IPR, meanwhile, appears to also have redelivered ‘Ohana by Hawaiian’s third freighter-converted ATR 72-200F (432, ex-First Air) [FAT 005060]. Based on flight-tracking data, that aircraft, which will be operated by Idaho-based Empire Airlines, was ferried from the Empire MRO facility in Coeur d’Alene (COE) to Roswell (ROW). Hawaiian is expecting to add a fourth ATR 72-200F to its regional freighter fleet.
More international flights for YTO Airlines
Earlier this week, YTO Cargo Airlines announced it was adding two new international destinations to its network and began serving Tashkent International Airport (TAS) in Uzbekistan, and Manila International Airport (MNL) in the Philippines. On 15 July, YTO commenced flights from Ürümqi (URC) in western China, to TAS utilizing a 737-300F. The following day, YTO launched the first of what will eventually amount to thrice-weekly 757-200PCF flights to MNL from its base in Hangzhou (HGH). 

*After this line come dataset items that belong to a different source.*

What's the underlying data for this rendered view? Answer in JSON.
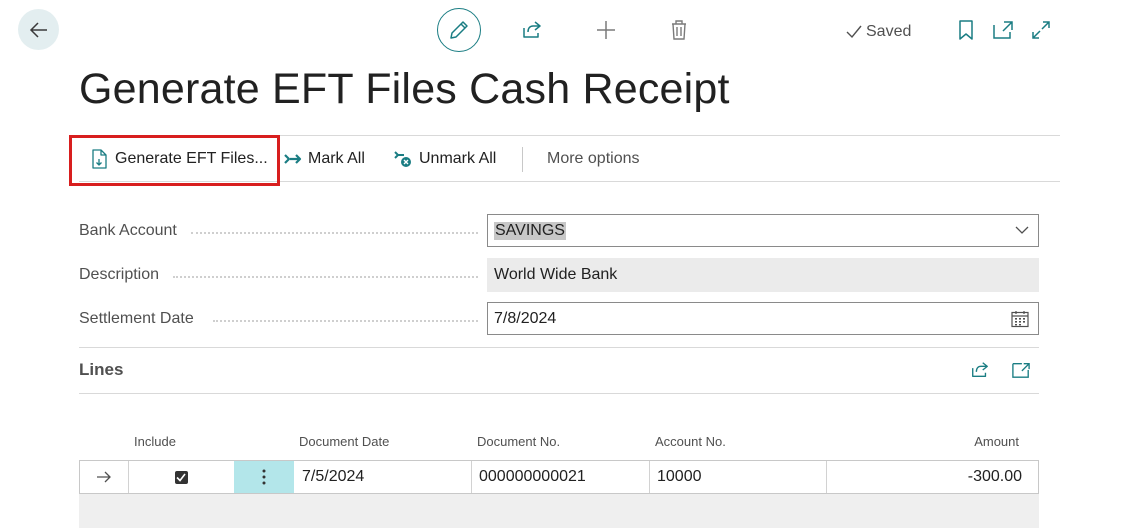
{
  "header": {
    "title": "Generate EFT Files Cash Receipt",
    "saved_label": "Saved"
  },
  "actions": {
    "generate_eft": "Generate EFT Files...",
    "mark_all": "Mark All",
    "unmark_all": "Unmark All",
    "more_options": "More options"
  },
  "fields": {
    "bank_account": {
      "label": "Bank Account",
      "value": "SAVINGS"
    },
    "description": {
      "label": "Description",
      "value": "World Wide Bank"
    },
    "settlement_date": {
      "label": "Settlement Date",
      "value": "7/8/2024"
    }
  },
  "lines": {
    "title": "Lines",
    "columns": [
      "Include",
      "Document Date",
      "Document No.",
      "Account No.",
      "Amount"
    ],
    "rows": [
      {
        "include": true,
        "document_date": "7/5/2024",
        "document_no": "000000000021",
        "account_no": "10000",
        "amount": "-300.00"
      }
    ]
  },
  "colors": {
    "accent": "#1a7d83",
    "highlight": "#d81e1e",
    "selected_cell": "#b3e6ea"
  },
  "icons": [
    "back-arrow-icon",
    "pencil-icon",
    "share-icon",
    "plus-icon",
    "trash-icon",
    "checkmark-icon",
    "bookmark-icon",
    "open-new-window-icon",
    "expand-icon",
    "document-icon",
    "arrow-right-icon",
    "unmark-icon",
    "chevron-down-icon",
    "calendar-icon",
    "row-arrow-icon",
    "ellipsis-vertical-icon",
    "checkbox-icon"
  ]
}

Since YTO added its first 757-200PCF in late 2017, most new routes connect international destinations outside of China, in support of growing demand for cross-border e-commerce shipments. YTO said it has further plans to launch at least two new international cargo routes from Ürümqi later this year. Although the new flights allude to an appetite for more freighters to to support continued growth, the carrier does not currently have any aircraft in conversion. For now, YTO’s fleet comprises five 757-200PCFs and seven 737-300Fs. 
Recent freighter aircraft transactions: 
GECAS inducted a 737-800 (32348, ex-Pegasus Airlines) for conversion to freighter configuration by Boeing [FAT 005050]. The aircraft was ferried from Istanbul (SAW) to Shanghai (PVG) where touch labor will be performed by Boeing Shanghai Aviation Services (BSAS) .  

FedEx took delivery of a 767-300F (63107) from Boeing [FAT 005058]. The express integrator’s seventy-fifth 767-300F flew from Paine Field (PAE) to Indianapolis (IND).